You can't make that kind of money in the U.S. without attracting attention from Congress and lobbying groups especially when your industry is already under fire for high interest rates and complicated anti-consumer fees and fine print. Congress is looking to regulate the interchange fee with the Credit Card Fair Fee Act of 2008. This fee is a cost of doing business; get rid of it and you risk a less reliable system or having the cost will moved to a different area under a new name. Even if the retailers can negotiate a lower fee, how likely is it that they will drop prices to reflect it? Consumers are already adjusted to the current price so the profit will stay with the retailer, not be passed to the consumer.

The article points out that any changes on the credit card end would just be passed on again in the form of higher interest rates. If this is really for the betterment of society as a whole, isn't a 2% transaction fee better than a 2% higher interest rate that compounds itself? Don't think I've forgotten about those individuals who pay off their balance every month; they'll also risk a negative result because the income from the interchange fee is part of what funds the rewards programs they enjoy cashing in on.

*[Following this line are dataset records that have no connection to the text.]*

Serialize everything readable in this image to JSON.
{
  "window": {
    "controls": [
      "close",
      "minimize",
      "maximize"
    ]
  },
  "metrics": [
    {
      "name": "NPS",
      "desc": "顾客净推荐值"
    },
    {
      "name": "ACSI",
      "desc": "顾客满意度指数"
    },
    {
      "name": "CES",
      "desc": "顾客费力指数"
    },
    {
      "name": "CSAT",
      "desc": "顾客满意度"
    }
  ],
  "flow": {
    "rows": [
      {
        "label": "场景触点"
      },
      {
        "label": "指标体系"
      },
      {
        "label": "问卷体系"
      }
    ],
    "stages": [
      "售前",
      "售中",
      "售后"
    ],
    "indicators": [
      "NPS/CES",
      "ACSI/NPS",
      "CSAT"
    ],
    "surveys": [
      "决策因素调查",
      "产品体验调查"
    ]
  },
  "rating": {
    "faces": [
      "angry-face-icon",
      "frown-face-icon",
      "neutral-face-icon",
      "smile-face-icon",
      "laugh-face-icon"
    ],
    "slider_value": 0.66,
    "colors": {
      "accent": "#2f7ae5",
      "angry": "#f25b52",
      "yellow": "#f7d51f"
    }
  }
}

This is definitely the wrong area for the government to step in and start dictating fee structure and business practices. If they want to help out consumers they should refocus on the consumer side and continue to work on making billing practices better. Under the new legislation the government would try to create a rate that represents a system in which neither the buyer nor the seller has any power, an unrealistic scenario. If price gouging were going on I'd support the government breaking up the racket but in this case I believe that more government involvement would only add another barrier to entry to any startup that wants to create a better and cheaper system.